Long-Term Outcome After Liver Transplantation for Hepatocellular Carcinoma Following Yttrium-90 Radioembolization Bridging Treatment
BACKGROUND: Bridging treatments are employed in liver transplant waitlist patients with hepatocellular carcinoma (HCC) because of the risk of tumor progression during the waiting time. Radioembolization is mostly employed in the control of large or multifocal HCCs when other locoregional treatment modalities cannot be applied because of the number or size of lesions. The purpose of this study was to evaluate our experience with the use of radioembolization as a bridge to transplantation and its effect on tumor recurrence and survival after liver transplantation.

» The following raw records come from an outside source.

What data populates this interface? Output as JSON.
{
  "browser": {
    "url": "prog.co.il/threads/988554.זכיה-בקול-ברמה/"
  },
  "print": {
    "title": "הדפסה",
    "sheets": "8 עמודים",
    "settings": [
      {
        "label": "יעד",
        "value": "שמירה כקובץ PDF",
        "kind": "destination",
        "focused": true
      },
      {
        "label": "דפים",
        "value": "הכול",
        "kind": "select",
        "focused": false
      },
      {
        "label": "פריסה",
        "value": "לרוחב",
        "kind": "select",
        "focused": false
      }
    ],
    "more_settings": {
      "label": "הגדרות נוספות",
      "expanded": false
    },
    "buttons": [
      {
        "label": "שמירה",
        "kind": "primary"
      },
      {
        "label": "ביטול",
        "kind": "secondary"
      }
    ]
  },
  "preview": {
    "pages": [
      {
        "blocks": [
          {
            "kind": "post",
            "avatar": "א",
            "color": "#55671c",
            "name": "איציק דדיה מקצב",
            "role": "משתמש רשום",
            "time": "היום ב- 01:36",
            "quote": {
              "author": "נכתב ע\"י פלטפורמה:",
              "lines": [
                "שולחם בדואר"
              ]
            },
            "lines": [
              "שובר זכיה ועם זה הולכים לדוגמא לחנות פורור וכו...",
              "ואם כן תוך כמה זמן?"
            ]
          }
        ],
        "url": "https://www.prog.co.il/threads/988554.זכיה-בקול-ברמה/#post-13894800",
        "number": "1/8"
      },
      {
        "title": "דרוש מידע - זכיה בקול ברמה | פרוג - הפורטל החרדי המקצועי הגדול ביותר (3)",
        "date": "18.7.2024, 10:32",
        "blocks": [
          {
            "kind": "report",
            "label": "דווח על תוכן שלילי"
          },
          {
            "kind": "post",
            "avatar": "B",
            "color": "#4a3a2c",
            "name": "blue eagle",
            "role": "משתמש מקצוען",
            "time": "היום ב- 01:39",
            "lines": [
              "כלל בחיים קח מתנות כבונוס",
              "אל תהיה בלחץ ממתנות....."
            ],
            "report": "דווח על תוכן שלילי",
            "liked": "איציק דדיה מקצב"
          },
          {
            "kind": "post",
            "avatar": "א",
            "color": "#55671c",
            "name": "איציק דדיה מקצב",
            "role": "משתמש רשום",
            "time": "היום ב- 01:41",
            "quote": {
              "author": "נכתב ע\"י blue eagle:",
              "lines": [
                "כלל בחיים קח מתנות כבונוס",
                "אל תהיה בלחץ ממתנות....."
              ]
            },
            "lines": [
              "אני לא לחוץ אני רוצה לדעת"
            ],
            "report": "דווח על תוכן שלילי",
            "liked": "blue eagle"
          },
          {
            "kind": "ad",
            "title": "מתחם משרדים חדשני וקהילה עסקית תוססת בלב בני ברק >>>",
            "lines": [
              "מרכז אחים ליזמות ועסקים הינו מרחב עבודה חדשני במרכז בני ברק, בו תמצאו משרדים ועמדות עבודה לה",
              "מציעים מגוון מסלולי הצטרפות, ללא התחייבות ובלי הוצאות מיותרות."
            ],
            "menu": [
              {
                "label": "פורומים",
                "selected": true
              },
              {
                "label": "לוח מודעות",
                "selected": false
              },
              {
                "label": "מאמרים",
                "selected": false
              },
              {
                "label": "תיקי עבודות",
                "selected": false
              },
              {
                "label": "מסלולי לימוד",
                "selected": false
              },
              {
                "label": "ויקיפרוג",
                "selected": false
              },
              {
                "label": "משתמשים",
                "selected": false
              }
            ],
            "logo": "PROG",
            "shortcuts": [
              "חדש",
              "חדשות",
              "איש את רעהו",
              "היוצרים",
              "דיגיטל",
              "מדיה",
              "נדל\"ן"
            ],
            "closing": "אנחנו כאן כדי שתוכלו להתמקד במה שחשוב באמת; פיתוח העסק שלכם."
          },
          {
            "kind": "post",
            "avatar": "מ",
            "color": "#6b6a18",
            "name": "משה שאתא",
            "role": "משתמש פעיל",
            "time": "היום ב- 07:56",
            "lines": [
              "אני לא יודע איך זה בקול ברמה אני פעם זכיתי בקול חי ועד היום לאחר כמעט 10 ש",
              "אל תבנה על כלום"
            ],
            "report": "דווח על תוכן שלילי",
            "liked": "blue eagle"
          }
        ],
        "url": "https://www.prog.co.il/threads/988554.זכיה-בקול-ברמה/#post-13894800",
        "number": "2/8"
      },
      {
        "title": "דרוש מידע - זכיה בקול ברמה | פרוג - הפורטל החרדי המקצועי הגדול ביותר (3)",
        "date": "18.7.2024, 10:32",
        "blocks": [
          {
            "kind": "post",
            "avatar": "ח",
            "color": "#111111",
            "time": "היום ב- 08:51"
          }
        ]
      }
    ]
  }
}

MATERIAL AND METHODS: A retrospective review of 40 consecutive patients with HCC who underwent liver transplantation after radioembolization bridging treatment between January 2007 and December 2015 at the University Hospital Essen, Germany, was performed. Patients’ characteristics, alpha-fetoprotein (AFP) levels, pathologic tumor response, tumor recurrence rate, and survival rates were examined through chart review.
RESULTS: Histopathological examination of the explanted liver specimen revealed complete tumor necrosis in 17 specimens, partial necrosis in 18 specimens, and no significant necrosis in five specimens. Median overall survival was 46 months. Nine patients developed recurrent HCC. Median time from liver transplantation to diagnosis of tumor recurrence was 15 months. There was a trend towards a lower risk of tumor recurrence for patients with complete necrosis on explant specimens. Patients with tumor recurrence demonstrated statistically significantly higher pre- and post-treatment AFP levels (p=0.0234 and p=0.0236) and statistically significantly more frequently microvascular invasion (p=0.0163).
CONCLUSIONS: Histopathological assessment of explanted livers revealed at least partial necrosis in 87.5% of patients. Patients with successful bridging treatment, i.e. complete necrosis of explant specimens, demonstrate a trend towards a lower risk of tumor recurrence.